In 2008, an overwhelming majority of Londoners said they would give up their passwords for a candy bar. Time and again, employees happily use (infected) USB drives they found on the ground. And advanced-fee scam emails (also known as 419 or Nigerian scams) and other forms of phishing attacks still make the rounds.
You’d think that after all these years, people would be sophisticated enough to recognize elementary social-engineering attacks. [Editor’s note: Shortly after filing this Q&A, author Derek Slater opened a suspicious email attachment and entered his log-in credentials. He is filled with shame, shame, shame, and remorse.]
Chris Nickerson, founder of Lares Consulting, has made a career out of breaking into businesses that have paid him to test their security via both technical and social attacks. He says simple methods often still work, though persistent attackers may move on to more sophisticated and customized techniques, when they’re aiming at a specific, high-value victim.
We spoke with Nickerson—a U.S. Navy veteran, former corporate-security architect, and frequent speaker at information security conferences—about what it takes to dupe a more paranoid target. Here’s an edited transcript of our conversation.
Candy bars, USB drives, phishing—do those kinds of simplistic scams work on reasonably paranoid people?
I have a kind of psycho story about that candy bar study. It sounds totally ridiculous. I read it and said, “This has to be B.S.” Then I said, “OK, if this is real, I’m going to do it at a real client that really has some super hard-core security.”

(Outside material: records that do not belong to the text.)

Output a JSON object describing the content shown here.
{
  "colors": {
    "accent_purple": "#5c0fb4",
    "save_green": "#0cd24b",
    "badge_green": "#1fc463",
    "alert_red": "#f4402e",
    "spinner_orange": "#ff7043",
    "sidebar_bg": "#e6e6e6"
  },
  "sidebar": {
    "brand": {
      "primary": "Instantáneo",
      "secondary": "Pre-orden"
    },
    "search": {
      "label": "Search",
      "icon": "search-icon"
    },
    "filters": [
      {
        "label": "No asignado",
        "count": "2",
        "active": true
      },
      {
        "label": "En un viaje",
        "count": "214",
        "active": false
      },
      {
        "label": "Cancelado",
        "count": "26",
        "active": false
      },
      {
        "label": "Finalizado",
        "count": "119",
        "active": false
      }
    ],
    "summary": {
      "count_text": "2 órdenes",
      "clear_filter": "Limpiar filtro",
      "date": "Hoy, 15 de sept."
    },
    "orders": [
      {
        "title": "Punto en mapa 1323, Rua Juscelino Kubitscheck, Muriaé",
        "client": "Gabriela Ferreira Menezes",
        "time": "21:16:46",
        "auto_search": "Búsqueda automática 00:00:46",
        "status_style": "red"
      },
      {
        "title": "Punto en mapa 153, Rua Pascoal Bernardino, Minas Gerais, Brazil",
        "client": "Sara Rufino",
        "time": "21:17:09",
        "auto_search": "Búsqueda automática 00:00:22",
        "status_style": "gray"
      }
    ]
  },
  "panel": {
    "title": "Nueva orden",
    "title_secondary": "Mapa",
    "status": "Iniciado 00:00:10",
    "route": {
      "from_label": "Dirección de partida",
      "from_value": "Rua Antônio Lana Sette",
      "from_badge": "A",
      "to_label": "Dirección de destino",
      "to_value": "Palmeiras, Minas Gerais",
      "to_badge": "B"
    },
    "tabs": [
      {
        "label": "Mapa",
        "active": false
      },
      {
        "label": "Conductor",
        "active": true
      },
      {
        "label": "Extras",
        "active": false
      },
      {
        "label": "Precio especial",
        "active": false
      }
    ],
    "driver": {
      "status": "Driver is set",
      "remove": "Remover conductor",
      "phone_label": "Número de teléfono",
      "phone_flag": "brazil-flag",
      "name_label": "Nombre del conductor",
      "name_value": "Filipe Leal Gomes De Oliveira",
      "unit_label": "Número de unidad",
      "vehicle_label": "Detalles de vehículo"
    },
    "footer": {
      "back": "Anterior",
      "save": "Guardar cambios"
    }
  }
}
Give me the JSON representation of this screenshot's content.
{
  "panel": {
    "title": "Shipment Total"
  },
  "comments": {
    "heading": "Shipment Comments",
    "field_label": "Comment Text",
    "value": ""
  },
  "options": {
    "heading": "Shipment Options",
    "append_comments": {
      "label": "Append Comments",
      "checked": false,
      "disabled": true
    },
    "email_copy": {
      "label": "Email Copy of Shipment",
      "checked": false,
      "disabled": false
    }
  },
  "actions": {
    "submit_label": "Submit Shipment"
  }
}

We set up a fold-up table inside the courtyard of the client’s building, with a bunch of generic marketing collateral, and we set up a password-scoring mechanism. If you had the highest score, you’d win the first prize, which was a bottle of Veuve and some tickets, like a date night package. The lowest prize—just for participating—was a candy bar.
We ended up with 40 to 50 people waiting in line at lunch time to do this exercise, where the whole time we were stealing their passwords. It was just crazy.
And that’s at a company with good security controls. How should companies toughen them?
People are people; they’re going to talk to other people, and they’re going to do risky stuff. They can make choices. The key is that the more informed they are, the safer those choices will be.
When talking to strangers, there are indicators of manipulation: urgency, authority, submission, overpowering, bullying aggression. You teach people that when you see or sense those indicators, you should put your guards up and provide less information. The best step is to shut the conversation down altogether.
Let’s say a company teaches what you’re suggesting. What would it then take to compromise it?
The most fun thing you can do on a computer is click something. If you click on something, and it doesn’t work, what do you do next? You click on it 15 more times, because you really want to see what’s behind Door No. 1.
As long as there’s bait of some interest—a promise of time savings or free money or whatever—some people are going to say, “I want to see what that is.” Humans are humans. But that does not mean that all is lost, and everyone has to turn their computer off and go back to working on paper.
You don’t need to understand every bit and byte, but it’s important to take some basic safety precautions. They should know why to be wary of email attachments, why to give only as much personal information as is necessary, and why to keep their software updated.
How would I successfully attack a very sophisticated security expert?
Very often, you’ll find individuals communicating in a specific or predictable way. Let’s say there are corporate communications around an upcoming holiday party. If you know that updates about that party will be coming out in a certain time frame, you could interject phishing messages around it, along with the natural flow of communications.
Or let’s say you’re attacking an information security expert who wants to speak at big conferences. You may be able to use the conference organizer as a middleman. Maybe there’s some sort of video release form he has to sign—so you compromise the organizer and put a zero-day exploit in one of those documents. The speaker is expecting that document, so he’s going to download it or sign it without hesitation.
How can people become more secure without unreasonably hampering their lives?
My first piece of advice to anyone is to practice password hygiene. Guidance around passwords has been very poor. Some people advise: “Has to have uppercase and lowercase letters, can’t be a word, has to be 20-characters long.”
Because people don’t have a good method to deal with unreasonable requirements, they cheat and get around it and use the same password for everything.
My own system is to use a phrase that’s easy for me to remember, then tweak it a little bit for each site. I then surround that phrase with some numbers at the beginning and some more at the end. Now I have a very long, complex password that’s different for every site, and I have a system to remember it.
Another solution is using password managers such as LastPass. It’s super easy. You only have to remember one password.
Second, every time your computer pops up a window that says Windows or OS X needs to install updates—every time you click to defer that message rather than going through with the update, you are accepting getting hacked. Many of those updates include important vulnerability patches.
And third, practice safe computing. If some stranger sends you an email saying he’s going to give you money, that’s obviously not real. In no way, shape, or form has anyone, at any point in your life, walked up to give you $20,000.
It’s not different just because you’re online.